Just because you’re a city cyclist doesn’t mean you have to wait for enough snow to pile up in at home in order to cross-country ski or snowshoe.
While I’ve done both in Manhattan’s Central Park, a favorite area to visit on skis or snowshoes is southwest Montana. It’s the perfect spot for cross-training. Yellowstone National Park and its gateway town West Yellowstone offer the most gorgeous landscapes you will ever visit in winter. Fly to Bozeman, then take a van to Big Sky (for downhill skiing), Lone Mountain Ranch (cabins and snowshoe or Nordic skiing) and West Yellowstone. Once there, you might find it tough to leave.
Last February, I strapped on snowshoes as well as cross-country skis for treks inside and just outside Yellowstone National Park. Picturing hordes of people? Not in winter. You might meet more bison than humans on some trails.
Local trails, x/c gear and snowshoes
Bring your own, or rent from Freeheel and Wheel, the hub of nonmotorized sports on Yellowstone Avenue, the main drag of “West,” as the locals call it. Kelli Sanders and Melissa Alder have made their coffee bar/apparel/gear shop a friendly, inviting hangout. This is the place to rent snowshoes and cross-country boots and skis, to sign up for lessons, and to get a flavor of the growing self-propelled sports scene.
“The Riverside Trail [five minutes’ walk from the shop] is the perfect trail for beginners and veterans,” says Kelli. “It winds in the forest and meets the Madison River for a beautiful, scenic Nordic ski loop, with panoramic views as well as buffalo, elk and many water fowl. A guide is not necessary to ski this trail but I would highly recommend one for a first-timer or beginner skier.” More comfortable on snowshoes? Not a problem; just stay to the side of the x/c tracks.
On your own, investigate the Rendezvous Trail system, more than 35 kilometers of gently rolling terrain. For a more advanced outing, hire a guide to explore trails in the surrounding Gallatin National Forest.
Excursions within Yellowstone National Park
Budget-minded folks can opt for a comfortable motel in West Yellowstone. Alternatively, immerse yourselves in the wonders of the great national park by staying at the Old Faithful Snow Lodge or Mammoth Hot Springs Hotel. Both have pleasant accommodations, restaurants, and shops.
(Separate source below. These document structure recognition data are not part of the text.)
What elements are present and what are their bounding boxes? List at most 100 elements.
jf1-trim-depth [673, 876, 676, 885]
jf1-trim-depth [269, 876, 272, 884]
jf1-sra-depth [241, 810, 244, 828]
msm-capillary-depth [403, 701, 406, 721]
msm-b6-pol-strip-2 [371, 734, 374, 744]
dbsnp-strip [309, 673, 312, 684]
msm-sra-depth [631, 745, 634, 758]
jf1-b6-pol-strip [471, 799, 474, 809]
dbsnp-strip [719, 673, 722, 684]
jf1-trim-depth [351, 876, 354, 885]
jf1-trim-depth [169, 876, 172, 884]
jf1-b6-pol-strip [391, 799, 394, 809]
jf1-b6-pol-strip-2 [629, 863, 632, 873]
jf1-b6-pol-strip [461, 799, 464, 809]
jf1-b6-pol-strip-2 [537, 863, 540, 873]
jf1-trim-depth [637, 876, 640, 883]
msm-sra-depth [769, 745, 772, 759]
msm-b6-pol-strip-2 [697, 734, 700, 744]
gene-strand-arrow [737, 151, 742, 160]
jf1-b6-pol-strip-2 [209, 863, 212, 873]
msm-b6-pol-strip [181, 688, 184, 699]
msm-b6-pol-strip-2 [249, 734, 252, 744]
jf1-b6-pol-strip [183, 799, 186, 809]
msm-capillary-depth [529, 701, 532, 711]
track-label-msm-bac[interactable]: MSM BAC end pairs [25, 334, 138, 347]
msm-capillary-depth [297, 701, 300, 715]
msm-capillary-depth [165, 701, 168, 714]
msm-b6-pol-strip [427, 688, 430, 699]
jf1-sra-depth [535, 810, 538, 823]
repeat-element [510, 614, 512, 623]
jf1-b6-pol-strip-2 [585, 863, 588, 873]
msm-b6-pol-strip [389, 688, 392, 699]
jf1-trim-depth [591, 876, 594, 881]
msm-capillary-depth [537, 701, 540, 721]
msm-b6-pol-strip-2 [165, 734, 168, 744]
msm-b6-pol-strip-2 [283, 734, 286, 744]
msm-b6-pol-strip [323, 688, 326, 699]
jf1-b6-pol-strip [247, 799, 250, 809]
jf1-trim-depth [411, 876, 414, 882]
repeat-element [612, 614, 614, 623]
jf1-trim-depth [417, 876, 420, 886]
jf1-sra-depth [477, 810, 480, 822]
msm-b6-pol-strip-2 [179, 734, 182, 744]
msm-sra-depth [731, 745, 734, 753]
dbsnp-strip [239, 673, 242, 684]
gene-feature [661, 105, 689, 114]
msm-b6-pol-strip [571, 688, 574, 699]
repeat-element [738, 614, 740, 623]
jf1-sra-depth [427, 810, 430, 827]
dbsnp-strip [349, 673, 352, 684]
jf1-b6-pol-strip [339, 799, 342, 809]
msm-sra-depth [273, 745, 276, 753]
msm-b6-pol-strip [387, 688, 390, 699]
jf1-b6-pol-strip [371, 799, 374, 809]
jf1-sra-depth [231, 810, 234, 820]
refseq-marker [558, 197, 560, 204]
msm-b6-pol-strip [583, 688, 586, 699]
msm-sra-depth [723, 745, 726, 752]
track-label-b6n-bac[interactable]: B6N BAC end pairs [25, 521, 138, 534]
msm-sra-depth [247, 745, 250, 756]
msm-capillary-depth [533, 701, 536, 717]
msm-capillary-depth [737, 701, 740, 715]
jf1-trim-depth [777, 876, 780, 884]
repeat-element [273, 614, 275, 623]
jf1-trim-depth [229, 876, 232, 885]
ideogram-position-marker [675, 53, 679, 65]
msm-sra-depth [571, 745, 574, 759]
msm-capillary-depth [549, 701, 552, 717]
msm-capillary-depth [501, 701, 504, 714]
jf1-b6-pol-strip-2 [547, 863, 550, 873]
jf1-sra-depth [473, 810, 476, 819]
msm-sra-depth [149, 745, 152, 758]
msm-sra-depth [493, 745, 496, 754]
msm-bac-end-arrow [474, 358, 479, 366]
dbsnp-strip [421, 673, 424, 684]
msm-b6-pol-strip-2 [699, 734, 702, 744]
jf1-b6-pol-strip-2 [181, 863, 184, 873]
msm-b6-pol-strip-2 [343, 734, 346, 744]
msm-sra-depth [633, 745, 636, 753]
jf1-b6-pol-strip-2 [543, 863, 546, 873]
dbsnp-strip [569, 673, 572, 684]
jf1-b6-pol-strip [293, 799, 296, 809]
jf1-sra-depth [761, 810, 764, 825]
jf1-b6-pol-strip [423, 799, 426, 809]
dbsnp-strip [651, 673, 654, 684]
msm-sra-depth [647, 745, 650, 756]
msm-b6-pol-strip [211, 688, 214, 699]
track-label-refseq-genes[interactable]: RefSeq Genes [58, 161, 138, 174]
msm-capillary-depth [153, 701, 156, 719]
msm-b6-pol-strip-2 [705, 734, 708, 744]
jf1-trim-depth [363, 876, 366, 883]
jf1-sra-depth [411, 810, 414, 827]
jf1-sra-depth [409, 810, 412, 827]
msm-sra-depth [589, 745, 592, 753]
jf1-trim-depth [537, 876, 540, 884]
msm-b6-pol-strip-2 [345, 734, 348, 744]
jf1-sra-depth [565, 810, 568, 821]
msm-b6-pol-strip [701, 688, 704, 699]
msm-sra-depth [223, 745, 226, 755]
Near Old Faithful itself and Mammoth are trails for every level of snowshoer and Nordic skier. Sightseeing and guided excursions can be arranged at your hotel or in West Yellowstone. No cars are allowed past Mammoth, but snowmobiles or snowcoaches – enclosed vans traveling via front skis and rear treads on top of packed snow – help you get around. They are noisy but after a few strides away on skis or snowshoes, you’ll hear nothing but creaking lodgepole pines, canyon waterfalls, hissing geysers and the cries of wolves and coyotes.
The exercise keeps you warm. The sense of adventure is magical. And the bears? They hibernate in winter, remember?